C’est cette route qu’ont pris les partisans de la nouvelle médecine ; & bien loin de se fonder sur la ressemblance qu’ils appercevoient dans certaines plantes, & certaines parties du corps humain, & de dire que l’hépatique étoit le spécifique des maladies du foie, ils ont, au contraire, soumis les médicamens à l’analyse chymique ; mais on peut dire que cette méthode n’a pas été plus satisfaisante que celle des anciens.

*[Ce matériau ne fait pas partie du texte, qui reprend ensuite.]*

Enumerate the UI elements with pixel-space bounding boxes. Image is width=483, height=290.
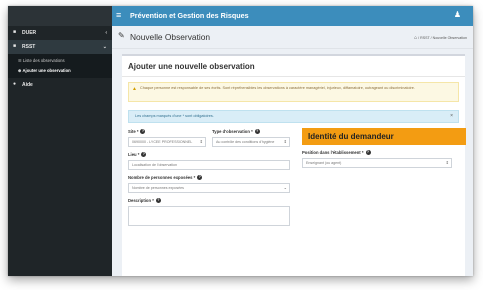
form-title: Ajouter une nouvelle observation xyxy=(128,62,255,71)
sidebar: ■ DUER ‹ ■ RSST ⌄ ☰ Liste des observatio… xyxy=(8,6,112,276)
lieu-placeholder: Localisation de l'observation xyxy=(132,163,178,167)
info-alert: Les champs marqués d'une * sont obligato… xyxy=(128,110,459,123)
sidebar-subitem-label: Ajouter une observation xyxy=(22,68,71,73)
persons-select[interactable]: Nombre de personnes exposées ⌄ xyxy=(128,183,290,193)
help-icon[interactable]: ? xyxy=(140,129,146,135)
sidebar-item-label: Aide xyxy=(22,82,33,88)
top-navbar: ≡ Prévention et Gestion des Risques ♟ xyxy=(112,6,473,26)
form-box: Ajouter une nouvelle observation ▲ Chaqu… xyxy=(122,54,466,276)
lieu-input[interactable]: Localisation de l'observation xyxy=(128,160,290,170)
position-label-text: Position dans l'établissement * xyxy=(302,150,364,155)
chevron-down-icon: ⌄ xyxy=(283,185,287,190)
warning-text: Chaque personne est responsable de ses é… xyxy=(140,86,415,90)
main-content: Ajouter une nouvelle observation ▲ Chaqu… xyxy=(112,49,473,276)
briefcase-icon: ■ xyxy=(13,43,17,49)
help-icon[interactable]: ? xyxy=(141,152,147,158)
info-text: Les champs marqués d'une * sont obligato… xyxy=(135,114,214,118)
help-icon[interactable]: ? xyxy=(365,150,371,156)
description-label-text: Description * xyxy=(128,198,154,203)
type-select[interactable]: Au contrôle des conditions d'hygiène ⇕ xyxy=(212,137,290,147)
close-icon[interactable]: × xyxy=(450,111,453,122)
page-title: Nouvelle Observation xyxy=(130,32,211,42)
description-label: Description *? xyxy=(128,198,161,204)
persons-label-text: Nombre de personnes exposées * xyxy=(128,175,196,180)
sidebar-item-label: DUER xyxy=(22,30,37,36)
divider xyxy=(122,76,465,77)
question-icon: ● xyxy=(13,81,17,87)
position-select[interactable]: Enseignant (ou agent) ⇕ xyxy=(302,158,452,168)
type-label-text: Type d'observation * xyxy=(212,129,253,134)
help-icon[interactable]: ? xyxy=(254,129,260,135)
sidebar-subitem-label: Liste des observations xyxy=(22,58,65,63)
sidebar-brand xyxy=(8,6,112,26)
sidebar-item-aide[interactable]: ● Aide xyxy=(8,78,112,92)
breadcrumb-current: Nouvelle Observation xyxy=(432,36,467,40)
sidebar-subitem-add[interactable]: ⊕ Ajouter une observation xyxy=(8,66,112,76)
site-select-value: 0690000 - LYCEE PROFESSIONNEL xyxy=(132,140,193,144)
chevron-updown-icon: ⇕ xyxy=(445,160,449,165)
warning-icon: ▲ xyxy=(132,86,137,92)
hamburger-icon[interactable]: ≡ xyxy=(116,10,121,21)
lieu-label-text: Lieu * xyxy=(128,152,140,157)
sidebar-submenu: ☰ Liste des observations ⊕ Ajouter une o… xyxy=(8,54,112,78)
briefcase-icon: ■ xyxy=(13,29,17,35)
site-label: Site *? xyxy=(128,129,146,135)
type-label: Type d'observation *? xyxy=(212,129,260,135)
description-textarea[interactable] xyxy=(128,206,290,226)
position-select-value: Enseignant (ou agent) xyxy=(306,161,342,165)
persons-label: Nombre de personnes exposées *? xyxy=(128,175,203,181)
sidebar-item-rsst[interactable]: ■ RSST ⌄ xyxy=(8,40,112,54)
sidebar-item-duer[interactable]: ■ DUER ‹ xyxy=(8,26,112,40)
site-select[interactable]: 0690000 - LYCEE PROFESSIONNEL ⇕ xyxy=(128,137,206,147)
user-icon[interactable]: ♟ xyxy=(454,10,461,19)
home-icon[interactable]: ⌂ xyxy=(414,35,417,41)
pencil-icon: ✎ xyxy=(118,31,125,40)
position-label: Position dans l'établissement *? xyxy=(302,150,371,156)
app-window: ■ DUER ‹ ■ RSST ⌄ ☰ Liste des observatio… xyxy=(8,6,473,276)
chevron-updown-icon: ⇕ xyxy=(283,139,287,144)
sidebar-subitem-list[interactable]: ☰ Liste des observations xyxy=(8,56,112,66)
chevron-updown-icon: ⇕ xyxy=(199,139,203,144)
identity-header: Identité du demandeur xyxy=(302,128,466,145)
warning-alert: ▲ Chaque personne est responsable de ses… xyxy=(128,82,459,102)
app-title: Prévention et Gestion des Risques xyxy=(130,11,249,20)
chevron-down-icon: ⌄ xyxy=(102,44,107,50)
help-icon[interactable]: ? xyxy=(155,198,161,204)
type-select-value: Au contrôle des conditions d'hygiène xyxy=(216,140,275,144)
site-label-text: Site * xyxy=(128,129,139,134)
help-icon[interactable]: ? xyxy=(197,175,203,181)
content-header: ✎ Nouvelle Observation ⌂ / RSST / Nouvel… xyxy=(112,26,473,49)
lieu-label: Lieu *? xyxy=(128,152,147,158)
sidebar-item-label: RSST xyxy=(22,44,36,50)
chevron-left-icon: ‹ xyxy=(105,30,107,36)
breadcrumb: ⌂ / RSST / Nouvelle Observation xyxy=(414,35,467,41)
persons-placeholder: Nombre de personnes exposées xyxy=(132,186,184,190)
breadcrumb-rsst[interactable]: RSST xyxy=(420,36,430,40)
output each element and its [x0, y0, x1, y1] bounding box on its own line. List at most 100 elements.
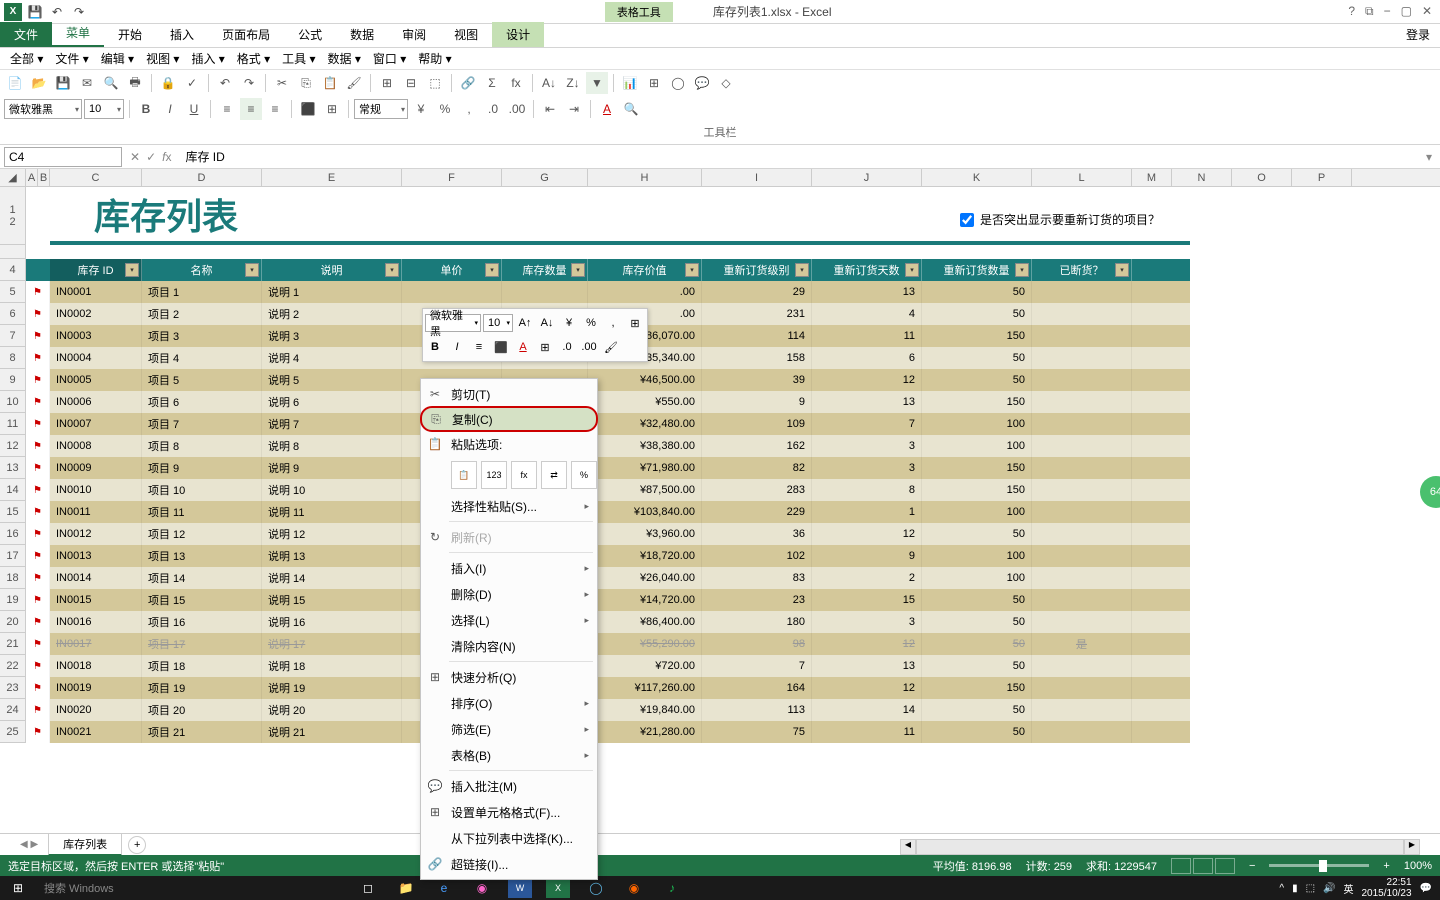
filter-icon[interactable]: ▼ [586, 72, 608, 94]
bold-icon[interactable]: B [135, 98, 157, 120]
horizontal-scrollbar[interactable]: ◀▶ [900, 839, 1420, 855]
cell-desc[interactable]: 说明 16 [262, 611, 402, 633]
cell-id[interactable]: IN0013 [50, 545, 142, 567]
cell-out[interactable] [1032, 303, 1132, 325]
cell-name[interactable]: 项目 21 [142, 721, 262, 743]
ctx-copy[interactable]: ⎘复制(C) [420, 406, 598, 432]
col-header[interactable]: A [26, 169, 38, 186]
cell-lvl[interactable]: 23 [702, 589, 812, 611]
paste-icon[interactable]: 📋 [319, 72, 341, 94]
table-row[interactable]: IN0019 项目 19 说明 19 ¥117,260.00 164 12 15… [50, 677, 1190, 699]
cell-id[interactable]: IN0008 [50, 435, 142, 457]
cell-name[interactable]: 项目 2 [142, 303, 262, 325]
qq-icon[interactable]: ◉ [622, 878, 646, 898]
row-header[interactable]: 11 [0, 413, 26, 435]
filter-dropdown-icon[interactable]: ▾ [125, 263, 139, 277]
flag-cell[interactable]: ⚑ [26, 633, 50, 655]
cell-reqty[interactable]: 50 [922, 347, 1032, 369]
cell-id[interactable]: IN0002 [50, 303, 142, 325]
underline-icon[interactable]: U [183, 98, 205, 120]
flag-cell[interactable]: ⚑ [26, 655, 50, 677]
col-header[interactable]: B [38, 169, 50, 186]
col-header[interactable]: L [1032, 169, 1132, 186]
title-cell[interactable]: 库存列表 是否突出显示要重新订货的项目？ [50, 187, 1190, 245]
zoom-out-icon[interactable]: − [1249, 860, 1255, 872]
cell-desc[interactable]: 说明 20 [262, 699, 402, 721]
italic-icon[interactable]: I [159, 98, 181, 120]
cell-value[interactable]: ¥550.00 [588, 391, 702, 413]
cell-name[interactable]: 项目 20 [142, 699, 262, 721]
col-header[interactable]: P [1292, 169, 1352, 186]
cell-out[interactable] [1032, 325, 1132, 347]
cell-desc[interactable]: 说明 11 [262, 501, 402, 523]
sec-all[interactable]: 全部 ▾ [6, 48, 47, 69]
clock-date[interactable]: 2015/10/23 [1361, 888, 1411, 899]
cell-reqty[interactable]: 150 [922, 391, 1032, 413]
ctx-comment[interactable]: 💬插入批注(M) [421, 773, 597, 799]
row-header[interactable]: 9 [0, 369, 26, 391]
table-row[interactable]: IN0011 项目 11 说明 11 ¥103,840.00 229 1 100 [50, 501, 1190, 523]
ctx-insert[interactable]: 插入(I)▸ [421, 555, 597, 581]
col-header[interactable]: H [588, 169, 702, 186]
cell-value[interactable]: ¥26,040.00 [588, 567, 702, 589]
ctx-sort[interactable]: 排序(O)▸ [421, 690, 597, 716]
cell-days[interactable]: 4 [812, 303, 922, 325]
th-out[interactable]: 已断货？▾ [1032, 259, 1132, 281]
cell-name[interactable]: 项目 13 [142, 545, 262, 567]
cell-value[interactable]: ¥720.00 [588, 655, 702, 677]
flag-cell[interactable]: ⚑ [26, 435, 50, 457]
mini-font[interactable]: 微软雅黑 [425, 314, 481, 332]
borders-icon[interactable]: ⊞ [321, 98, 343, 120]
task-view-icon[interactable]: ◻ [356, 878, 380, 898]
drawing-icon[interactable]: ◯ [667, 72, 689, 94]
cell-lvl[interactable]: 158 [702, 347, 812, 369]
row-header[interactable]: 19 [0, 589, 26, 611]
zoom-slider[interactable] [1269, 864, 1369, 867]
cell-id[interactable]: IN0019 [50, 677, 142, 699]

Ces analyses sont presque toujours suspectes : l’action du feu ne peut-elle pas changer & altérer les qualités des corps qu’on y soumet, & leur en donner quelquefois moins qu’ils n’en avoient dans leur état naturel ? Les sels alkalins qu’on forme avec certains corps par l’action du feu, & qui n’existoient point auparavant dans ces mêmes corps, sont une preuve très-complète de cette assertion. Outre l’analyse chymique, n’a t-on pas mêlé différentes substances avec du sang extravasé ? ne les a-t-on pas injectées dans les vaisseaux des animaux vivans, pour observer les effets qu’elles produiroient ? On n’a pas été plus heureux : cette dernière méthode est aussi vicieuse que la première, parce que les effets d’un médicament sont bien différens avec le sang qui circule ; parce qu’une même dose, portée immédiatement dans le sang, agit bien différemment que quand elle passe par les voies de la digestion. D’après cela, on doit conclure qu’il faut se contenter d’une pharmacologie expérimentale, jusqu’à ce qu’on en ait découvert une rationnelle qui nous contente plus que celles qui ont paru jusqu’à présent.

Nous n’entrerons point dans une discussion plus longue ; nous nous contenterons de faire observer que les médicamens ne peuvent être utiles, que lorsqu’ils sont indiqués & administrés avec prudence ; que leur réussite dépend le plus souvent du bon régime des malades : s’il est négligé, les remèdes ne produisent aucun bon effet.

On doit préférer les remèdes simples aux composés ; les premiers sont toujours moins dangereux, & leurs bons effets sont toujours mieux assurés ; ils entrent plus dans les vues de la nature, & secondent bien mieux ses efforts : mais, malheureusement pour l’humanité, tout le monde s’érige en médecin il n’est pas de bonne femme qui n’ait chez elle un remède universel, & quoique ce remède soit pour l’ordinaire mal administré & produise de mauvais effets, les personnes les plus constituées en dignité sont celles qui l’accréditent le plus, & lui donnent le plus de vogue ; mais aussi, peu de temps après qu’elles en ont fait usage, elles ne tardent pas à s’en repentir, en devenant les victimes de leur croyance ou de leur opiniâtreté.

La nature inspire souvent le goût des remèdes convenables à la maladie ; le médecin doit alors se prêter au goût & aux désirs des malades. C’est d’après ce principe que Degner permit à une femme hydropique de manger des fèves de marais, qui la guérirent de sa maladie. Cet exemple n’est pas le seul qu’on pourroit citer ; on en trouveroit une infinité d’autres avérés par les gens de l’art les plus expérimentés.

L’usage continu des remèdes en rend les effets souvent nuls ; on doit donc les varier quand on les prend comme préservatifs, & dans les maladies chroniques ils doivent être administrés avec ordre, avec précaution & avec prudence ; mais le premier de tous les médicamens, inspiré par la nature, est l’eau, & l’on guériroit beaucoup de maladies par son seul usage, si les médecins étoient assez patiens pour attendre les mouvemens critiques de la nature, & les malades pour supporter leurs maux. M. Ami.